В с е в о л о д о в. Мы, может быть, увлеклись, переоценили темпы роста сознательности. Рассчитывали, что все будут работать с полной отдачей для общего блага. Тогда общество процветало бы. Разве не так? А многие, увы, рвут больше, чем отдают. Если бы и сегодня, как раньше, выполняли, что сказано в лозунгах, — все шло бы иначе.
М е т е л к о. Но ведь не выполняют. Почему?
В с е в о л о д о в. Не так просто изменить вековые привычки. Мы ставим перед собой великую цель — воспитать нового человека, который откажется от личной выгоды. Нам нелегко, рецидивы прошлого дают о себе знать. Идеологический противник нас разлагает, мешает…

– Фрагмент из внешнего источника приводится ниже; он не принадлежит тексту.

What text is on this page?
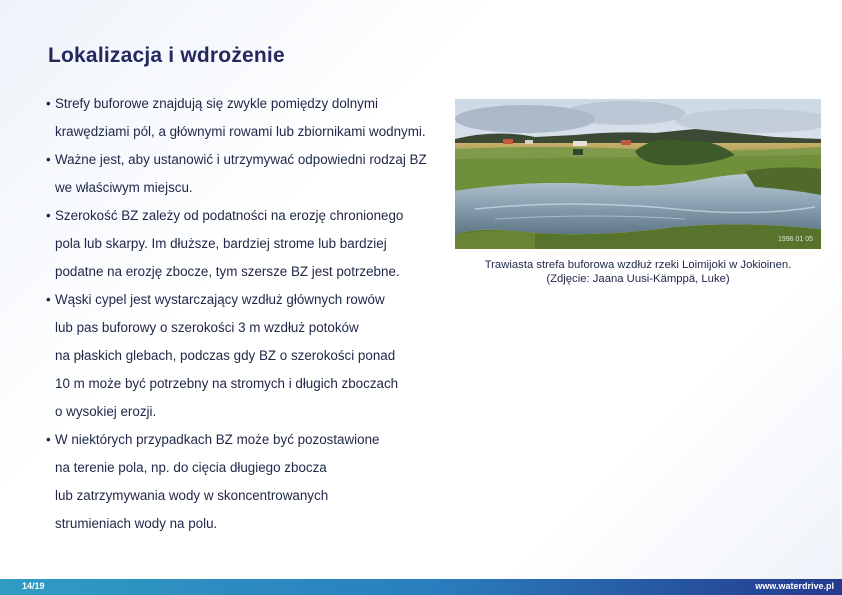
Lokalizacja i wdrożenie
• Strefy buforowe znajdują się zwykle pomiędzy dolnymi
krawędziami pól, a głównymi rowami lub zbiornikami wodnymi.
• Ważne jest, aby ustanowić i utrzymywać odpowiedni rodzaj BZ
we właściwym miejscu.
• Szerokość BZ zależy od podatności na erozję chronionego
pola lub skarpy. Im dłuższe, bardziej strome lub bardziej
podatne na erozję zbocze, tym szersze BZ jest potrzebne.
• Wąski cypel jest wystarczający wzdłuż głównych rowów
lub pas buforowy o szerokości 3 m wzdłuż potoków
na płaskich glebach, podczas gdy BZ o szerokości ponad
10 m może być potrzebny na stromych i długich zboczach
o wysokiej erozji.
• W niektórych przypadkach BZ może być pozostawione
na terenie pola, np. do cięcia długiego zbocza
lub zatrzymywania wody w skoncentrowanych
strumieniach wody na polu.
1996 01 05
Trawiasta strefa buforowa wzdłuż rzeki Loimijoki w Jokioinen.
(Zdjęcie: Jaana Uusi-Kämppä, Luke)
14/19	www.waterdrive.pl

М е т е л к о. Тоже мне идеологический противник — стоит старушка в подземном переходе, торгует флоксами и трясется. Любой может подойти и штрафануть. Ну скажите, почему она дрожать должна? Она что, украла?
С у д а р у ш к и н (тихо). Хватит-хватит. Ты что, не видишь, ему сейчас плохо будет. (Громко.) И украла, и идеологический противник. Украла — потому что на рынке, чтобы продать, уплатила бы налог. А противник — потому что добивается личного обогащения и поведением своим пропагандирует частнособственническую психологию.
М е т е л к о. Но если в государственном цветочном магазине я ничего, кроме кактуса, купить не могу? Беда в том, что все упирается в непонимание: любой труд — на благо общества. Догма всему преграда. Ну почему мы так боимся, что люди начнут работать? (Смотрит на Всеволодова.) Почему пеленаем взрослых людей по рукам и ногам всевозможными правилами и указами?
С у д а р у ш к и н. Зачем работать, если государство и так платит?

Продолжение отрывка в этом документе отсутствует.